Дома папа вечно что-то чинил, рукодельничал, по его выражению, и курил трубку. Дома ее звали Мери, и она только гораздо позже узнала, что ее имя Мариам. Старшую девочку у них звали Мэгги. Ее имя постоянно было на устах у Мамы: принеси то, прекрати это, ты плохо кончишь, это точно. Вторую девочку звали Джилл, она была хворая. Детям разрешали сидеть в общей комнате после чая, когда родители слушали радио. Папа любил посадить кого-нибудь из девочек на колени, гладил их, целовал в щечку и называл их мальками. В семь часов вечера их отправляли спать, даже если светило солнце. Она не помнила, чтобы ее хоть раз шлепнули или отчитали, а с Мэгги это бывало – за то, что огрызалась или совала нос не в свое дело. Мама говорила, что нет ничего хуже любопытства. От любопытных все неприятности на свете.

Туалет с унитазом был снаружи, прямо за домом. Дверь туалета не подходила к раме. Над дверью и под ней были широкие щели, и Мариам помнила, как ранним утром в унитазе бывала корка льда. В туалете стоял звериный запах, как будто там жило какое-то животное, и в темное время она боялась туда заходить. Когда ей было пять лет, двух других детей отдали. Мама объяснила, что их удочерили и теперь у них свои семьи. Другие родители. Она спросила пятилетнюю Мариам, хочет ли она остаться здесь навсегда. Мариам сказала, что хочет. На самом деле она не понимала, о чем ее спрашивают. Ей не приходило в голову, что кто-то может жить по-другому, чем она с мамой и папой. Не приходило в голову, что ее могут забрать от них куда-то.

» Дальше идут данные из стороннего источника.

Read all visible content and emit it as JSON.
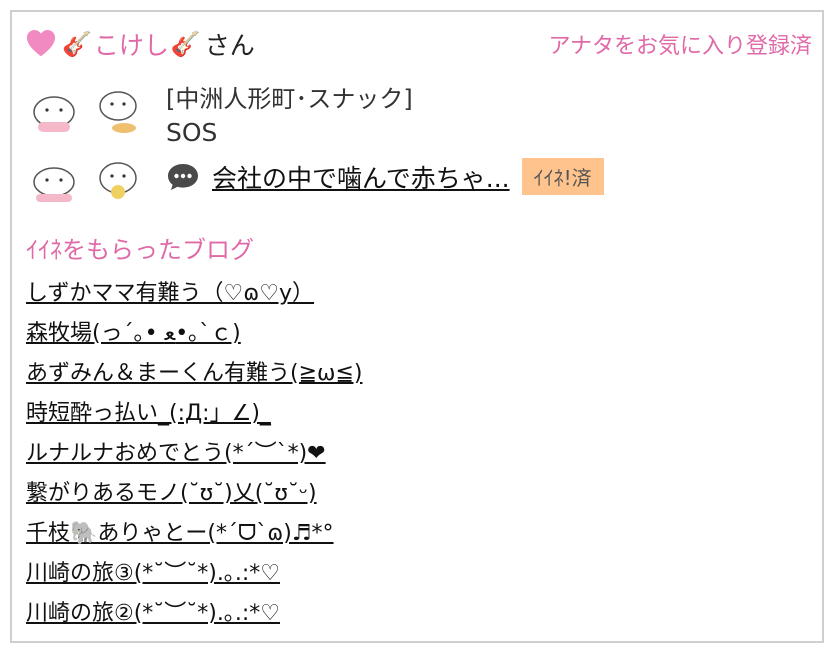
{
  "user": {
    "name": "こけし",
    "suffix": "さん",
    "heart_icon": "heart-icon",
    "guitar_icon": "guitar-icon",
    "accent_color": "#e06aa8"
  },
  "favorite_label": "アナタをお気に入り登録済",
  "shop": {
    "area": "[中洲人形町･スナック]",
    "name": "SOS"
  },
  "latest": {
    "icon": "speech-bubble-icon",
    "title": "会社の中で噛んで赤ちゃ...",
    "badge": "ｲｲﾈ!済",
    "badge_color": "#ffc48d"
  },
  "section_title": "ｲｲﾈをもらったブログ",
  "blogs": [
    "しずかママ有難う（♡ɷ♡y）",
    "森牧場(っ´｡• ﻌ•｡`ｃ)",
    "あずみん＆まーくん有難う(≧ω≦)",
    "時短酔っ払い_(:Д:」∠)_",
    "ルナルナおめでとう(*´︶`*)❤",
    "繋がりあるモノ(˘ʊ˘)乂(˘ʊ˘ᵕ)",
    "千枝🐘ありゃとー(*´ᗜ`ɷ)♬*°",
    "川崎の旅③(*˘︶˘*).｡.:*♡",
    "川崎の旅②(*˘︶˘*).｡.:*♡"
  ]
}
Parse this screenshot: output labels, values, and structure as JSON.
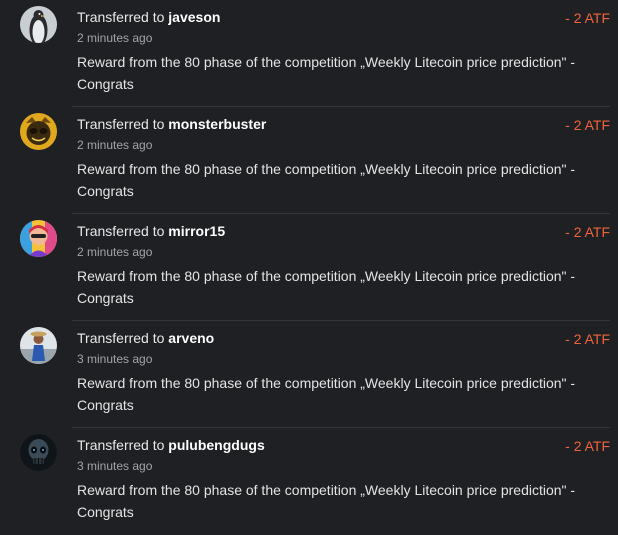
{
  "transfers": [
    {
      "prefix": "Transferred to ",
      "user": "javeson",
      "time": "2 minutes ago",
      "memo": "Reward from the 80 phase of the competition „Weekly Litecoin price prediction\" - Congrats",
      "amount": "- 2 ATF",
      "avatar_icon": "penguin-avatar"
    },
    {
      "prefix": "Transferred to ",
      "user": "monsterbuster",
      "time": "2 minutes ago",
      "memo": "Reward from the 80 phase of the competition „Weekly Litecoin price prediction\" - Congrats",
      "amount": "- 2 ATF",
      "avatar_icon": "monster-avatar"
    },
    {
      "prefix": "Transferred to ",
      "user": "mirror15",
      "time": "2 minutes ago",
      "memo": "Reward from the 80 phase of the competition „Weekly Litecoin price prediction\" - Congrats",
      "amount": "- 2 ATF",
      "avatar_icon": "colorful-portrait-avatar"
    },
    {
      "prefix": "Transferred to ",
      "user": "arveno",
      "time": "3 minutes ago",
      "memo": "Reward from the 80 phase of the competition „Weekly Litecoin price prediction\" - Congrats",
      "amount": "- 2 ATF",
      "avatar_icon": "person-avatar"
    },
    {
      "prefix": "Transferred to ",
      "user": "pulubengdugs",
      "time": "3 minutes ago",
      "memo": "Reward from the 80 phase of the competition „Weekly Litecoin price prediction\" - Congrats",
      "amount": "- 2 ATF",
      "avatar_icon": "skull-avatar"
    }
  ],
  "colors": {
    "background": "#1f2023",
    "amount": "#f0643c",
    "muted": "#a2a4a8"
  }
}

Но когда мама и папа попросили оставить ее у них навсегда, им было отказано ввиду их преклонного возраста. Мама ворчала из-за этого целыми днями, объясняя Мариам глупость людей, решивших, что ей с папой по возрасту поздно удочерить одного ребенка, ребенка, которого они любят как родного, – а когда они растили троих как родных, оказывается, было не поздно. Папа сказал, что он потрясен. Он всегда говорил так, когда происходило что-то несуразное. Они подумали даже обратиться в суд, но, когда эта мысль у них возникла, Мариам уже забрали от них: социальные работники сказали, что эта история расстраивает ребенка. Так она потеряла маму и папу. За ней приехали на машине мужчина и женщина и забрали ее, она ничего не поняла, потому что мама разговаривала с ней как обычно, как будто ничего странного не происходит.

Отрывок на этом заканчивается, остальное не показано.